Engage is meant for ‘influencers,’ but anyone can download and use it. Twitter’s aim with Engage is to help creators engage their audience better, and provides detailed real-time metrics so you can grow and retain your audience.
In many ways, it’s a bit like Tweetbot for video. You can discover how many likes, new followers and retweets you have (cumulatively), and see video view counts and how many users engaged with those videos.
Vine
The 140-second videos are also coming to Vine, though not quite as directly. The six-second format will stay, but they can now act as ‘previews’ for 140-second videos. A new ‘watch more’ button will surface on some Vines that extend beyond the six-second timeframe.
An example might be a Vine of someone falling, which loops normally. A ‘watch more’ button would launch you into a longer video that has more context; perhaps the fall happened because a child tripped the person. You can even double-tap to ‘like’ the parts of a video you enjoyed, as often as you want.
If you don’t hit the ‘watch more’ button on a Vine, nothing changes; you’l still see a series of looping videos.
Vine says it’s testing the feature with some of its more well-known influencers, but plans to roll it out widely in the future. It’s also a monetization strategy for those in Twitter’s Amplify Open program, which will soon open up to Vine.
Discovery
Discovering videos is also changing. Opening up a 140-second video — on either Twitter or Vine — will launch you into a full-screen view with suggestions for similar videos.

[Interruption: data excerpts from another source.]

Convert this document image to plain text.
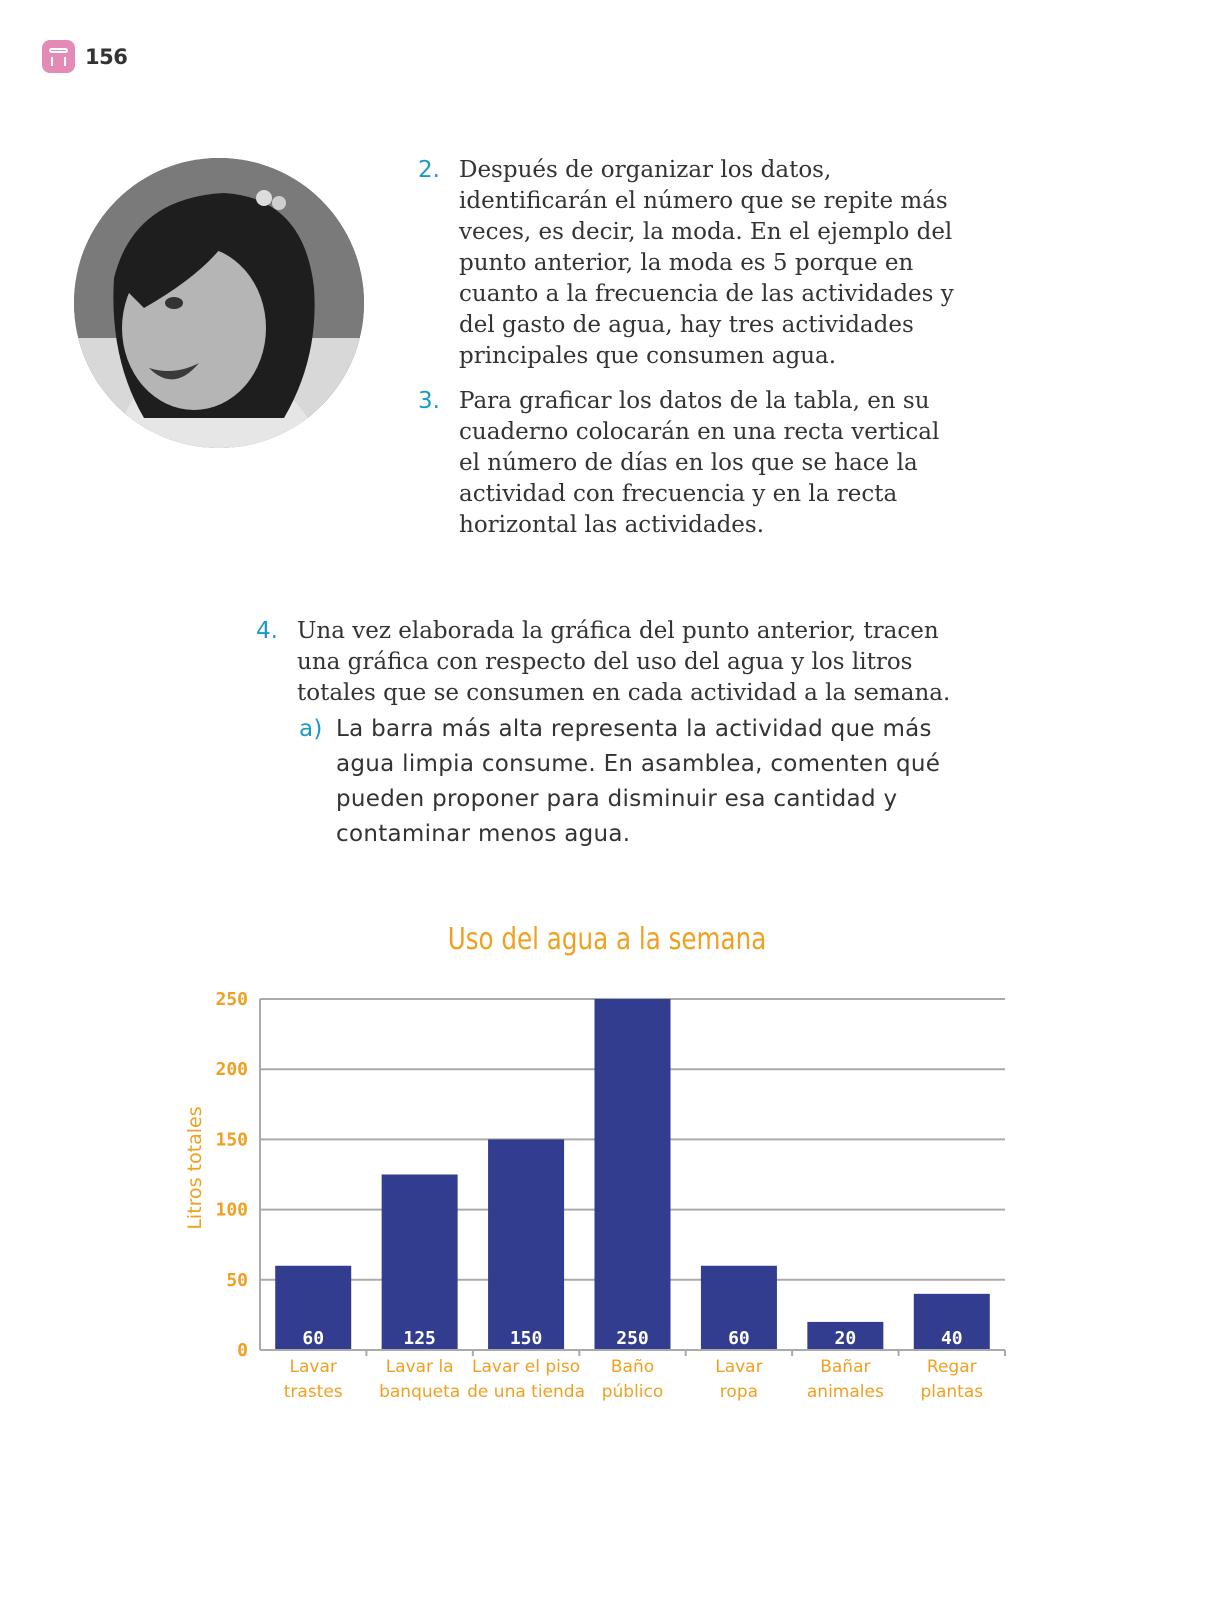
156
2. Después de organizar los datos, identificarán el número que se repite más veces, es decir, la moda. En el ejemplo del punto anterior, la moda es 5 porque en cuanto a la frecuencia de las actividades y del gasto de agua, hay tres actividades principales que consumen agua.

3. Para graficar los datos de la tabla, en su cuaderno colocarán en una recta vertical el número de días en los que se hace la actividad con frecuencia y en la recta horizontal las actividades.

4. Una vez elaborada la gráfica del punto anterior, tracen una gráfica con respecto del uso del agua y los litros totales que se consumen en cada actividad a la semana.

a) La barra más alta representa la actividad que más agua limpia consume. En asamblea, comenten qué pueden proponer para disminuir esa cantidad y contaminar menos agua.

Uso del agua a la semana
0
50
100
150
200
250
Litros totales
60
Lavar
trastes
125
Lavar la
banqueta
150
Lavar el piso
de una tienda
250
Baño
público
60
Lavar
ropa
20
Bañar
animales
40
Regar
plantas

It’s not clear if Twitter is also making search better for videos, which has been notoriously difficult on Vine. For now, it wants to simply keep you locked into a series of two minute video snippets.
Launching today
Twitter tells TNW it’s making its Engage app available today on the App Store in the US, and the new long-form videos can be uploaded after an update. The new full-screen video discovery feature will roll out soon for both iOS and Android.
It’s hard to decode what this may mean for the future of either platform. On one hand, Twitter really needs a stronger video presence, and CEO Jack Dorsey alluded to more attractive offers for creators in a shareholders letter earlier this year.
On the other hand, it’s singularity where I can’t say any was needed. Vine’s six-second frame — regardless of what you think of it — is its identity. Moving beyond that could prove problematic, especially as the line between it and Twitter blur. Perhaps a smarter move would have been to create a ‘watch more’ button that sent viewers to Twitter rather than confuse the vine experience.
We’ll be interested to see how users take advantage of the feature moving forward. For now, it’s a bit of a trial period for all involved.